Siglas e conteúdos
  Ontem o Paraná tomou melhor conhecimento do que é e o que pretende o partido de Gilberto Kassab, prefeito de São Paulo, o PSD. Durante longo tempo foi o maior partido brasileiro e aquele que dava consistência ao simulacro de frente popular com o PTB e que por muito tempo manteve a hegemonia que alcançaria seu momento maior com Juscelino Kubitschek.
  Na verdade o que se tenta sugerir é que o símbolo inspirador está na figura do ex-presidente e do clima que criou, de extrema euforia na ideia-força dos cinquenta anos em cinco. Também foi pensando nisso que Itamar Franco, que por ser mineiro conhece o imaginário da terra, falou em refabricar o fusca, o que na verdade visava ‘‘recriar’’ o pique do final dos anos 50, século passado.

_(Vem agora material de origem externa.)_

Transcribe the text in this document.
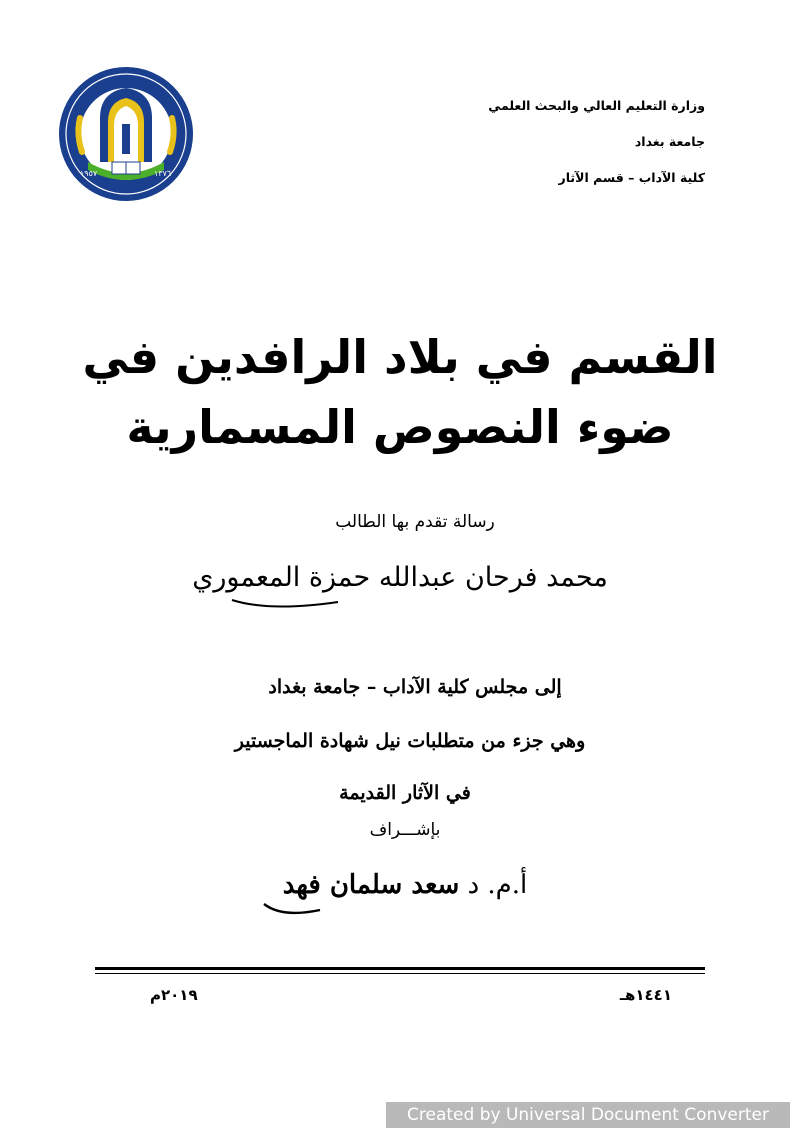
وزارة التعليم العالي والبحث العلمي
جامعة بغداد
كلية الآداب – قسم الآثار
١٩٥٧	١٣٧٦
القسم في بلاد الرافدين في
ضوء النصوص المسمارية
رسالة تقدم بها الطالب
محمد فرحان عبدالله حمزة المعموري
إلى مجلس كلية الآداب – جامعة بغداد
وهي جزء من متطلبات نيل شهادة الماجستير
في الآثار القديمة
بإشـــراف
أ.م. د سعد سلمان فهد
١٤٤١هـ
٢٠١٩م
Created by Universal Document Converter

  Nominalmente o PSD, criado por Getúlio Vargas, seria social-democrata, ordem que busca o welfare state, o estado do bem-estar social, como se vê ainda hoje notadamente na Europa. O Brasil desse tempo era rural, a esmagadora maioria da população estava no campo e por isso Getúlio bolou o Partido Trabalhista Brasileiro para o nascente proletariado urbano.
  Como vivemos um tempo anti-ideológico e dominado por um pragmatismo, em que não há espaço para utopias, a busca é rigorosamente utilitária e por isso essencialmente fisiológica. Essa é a marca da maioria dos partidos, mesmo daqueles que até outro dia pregavam a ruptura e a revolução e que encontra no restaurado PSD talvez a expressão mais ajustada.

O fim da história
  Quando Fukuyama, num documento acadêmico, falou no fim da história como sequela natural da derrubada do muro de Berlim, talvez estivesse detectando o último capítulo da ideologia nos estertores da Guerra Fria. A pauta dos doutrinadores passou a não comportar variáveis em torno da luta de classes, mas de sucedâneos para discutir o ajuste da sociedade a uma crítica de sua conformação em termos de valores, de axiologia, mais abrangentes. Uma delas é a do ambientalismo como fator crítico do capitalismo e um dos maiores e dos últimos ideólogos do Brasil, Leonardo Boff, a introduziu ao lado de um retorno ao misticismo. No debate recente em torno do Código Florestal ficou demonstrado que a bancada do agronegócio é tão forte nas convicções, argumentos e capacidade de mobilização como a dos católicos e evangélicos nos embates de ordem moral e religiosa, posto que a sedução da ecologia seja fator agregador de primeira ordem.
  E é nos debates de questões radicais como essas e a do respeito às diferenças sexuais (a vitória no caso da união de gays se deveu ao STF) que se vê a enorme distância no alinhamento dos partidos e dos seus programas a uma doutrina que abranja as preocupações de hoje, ainda que a sociedade continue desigual e com desníveis deprimentes. O compromisso socialista, o de batalhar pela igualdade, é agora tabulado nas políticas compensatórias como a das bolsas e agora a do Brasil sem miséria que substitui o desgaste daquele plano contra a fome e do lado liberal há um empenho para mostrar que essa tese não significaria a desregulação pretendida na aparente vitória do neoliberalismo.